Bank of America strategists reaffirm a cautious outlook on the euro, forecasting the EUR/USD currency pair at 1.14 by the end of the second quarter and cautioning that downside risks remain even if the European Central Bank raises rates.
The bank's economists and commodity strategists have adjusted their assumptions for energy markets in light of the Iran conflict, now modeling oil near $100 per barrel and Dutch TTF natural gas at about EUR 90 per MWh through year-end. Those energy assumptions, the strategists argue, translate into renewed inflationary pressure and slower growth - effects they expect to be more pronounced in the euro area than in the United States.
"This outlook implies renewed upside pressure on inflation and downward pressure on growth, more so in the Euro area than in the U.S.," the team led by Alex Cohen said in its note. BofA's latest projections raise the euro area consumer price index to an average of 3.3% in 2026, a significant increase from its prior estimate of 1.7%. By comparison, the U.S. CPI projection was revised from 2.8% up to 3.6%.
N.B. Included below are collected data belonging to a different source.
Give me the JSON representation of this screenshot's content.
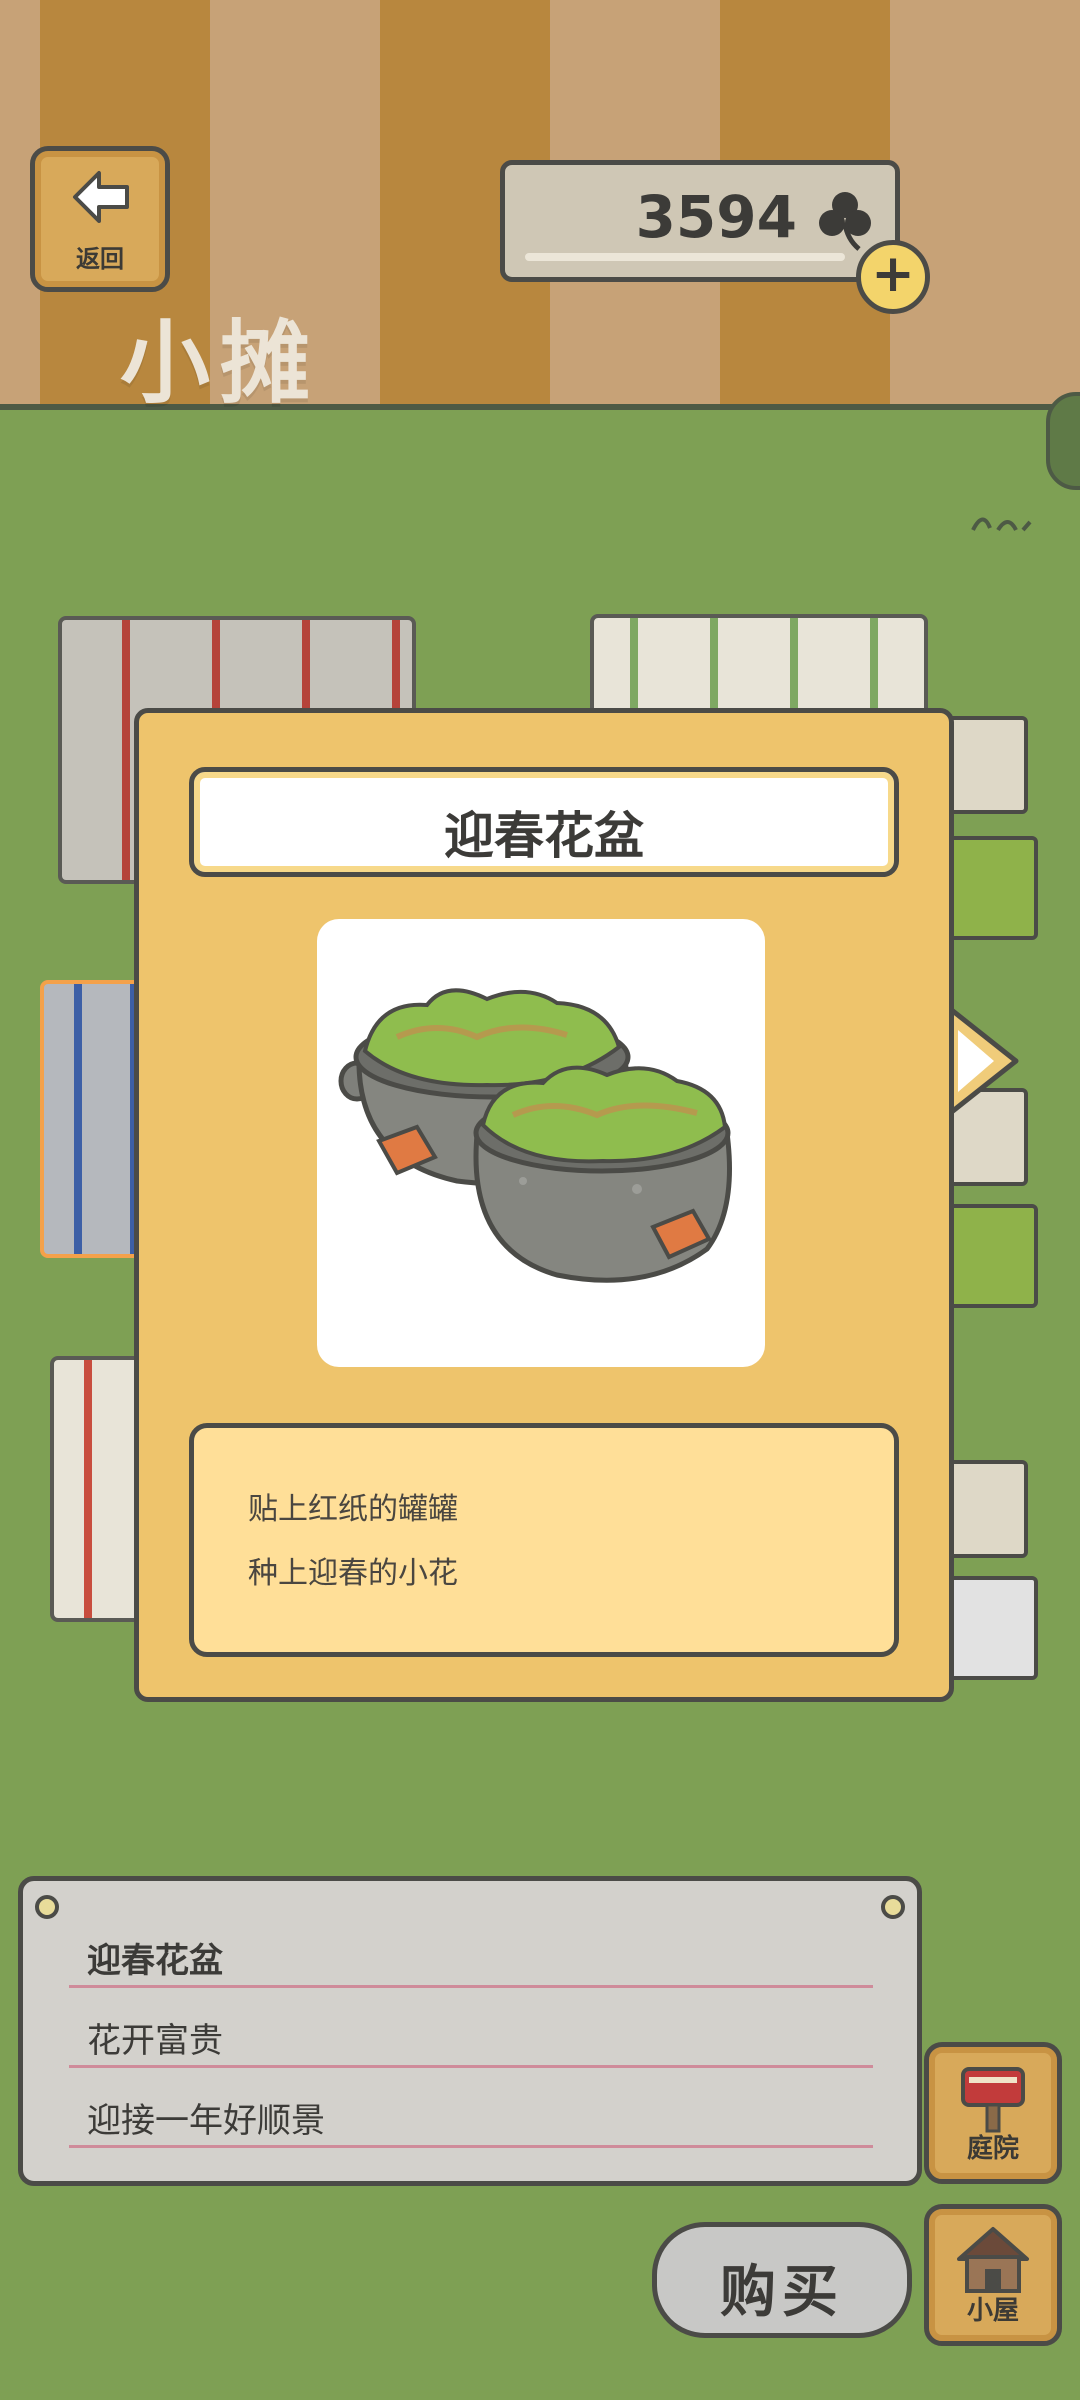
{
  "header": {
    "back_label": "返回",
    "shop_title": "小摊",
    "clover_count": "3594",
    "clover_icon": "clover-icon",
    "add_icon": "plus-icon",
    "add_symbol": "+"
  },
  "dialog": {
    "title": "迎春花盆",
    "image_icon": "flower-pot-pair",
    "description": [
      "贴上红纸的罐罐",
      "种上迎春的小花"
    ]
  },
  "info_card": {
    "lines": [
      "迎春花盆",
      "花开富贵",
      "迎接一年好顺景"
    ]
  },
  "nav": {
    "yard_label": "庭院",
    "yard_icon": "mailbox-icon",
    "house_label": "小屋",
    "house_icon": "house-icon"
  },
  "buy": {
    "label": "购买"
  },
  "colors": {
    "grass": "#7ea054",
    "dialog_bg": "#eec46c",
    "desc_bg": "#ffdf98",
    "outline": "#4b4b47",
    "wood": "#d8a95a"
  }
}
The strategists attribute part of this divergence to differing energy dynamics: the United States benefits from a greater degree of energy independence, while Europe remains more reliant on imported oil and gas. That contrast, they say, plays through both inflation and growth trajectories for the respective regions.
Those inflation revisions have altered expectations for monetary policy. BofA now anticipates two ECB rate hikes this year, penciled in for June and July, with the April meeting described as "live" and a third hike left as possible. For the Federal Reserve, BofA still expects two rate cuts but has pushed those moves out to September and October, and it notes the risk that the Fed may ultimately make no cuts at all. The strategists add that their Fed outlook is notably more dovish than market expectations for 2026.
The resulting policy divergence creates a nuanced environment for EUR/USD. On one hand, an ECB intent on defending its anti-inflation credibility relative to a Fed more focused on labor market conditions could support the euro as the quarter progresses. On the other hand, when adjusting for inflation, higher euro-area CPI reduces the real-rate benefit that nominal ECB hikes might otherwise confer - a factor that tilts against the currency in real terms.
The team also points to historical episodes for context, noting that the ECB's brief hiking cycles in 2008 and 2011 coincided with EUR/USD depreciation as concerns about growth ultimately outweighed inflationary drivers.
Looking beyond the near term, BofA retains a longer-term constructive view on the euro relative to the dollar only under a set of specific conditions: no additional Fed hikes, normalization of energy prices, and gradual convergence between U.S. and euro-area growth. Under those assumptions, the bank forecasts EUR/USD at 1.20 by year-end.
Note: This analysis reflects the projections and assumptions described by Bank of America strategists and does not introduce additional data or events beyond those noted by the team.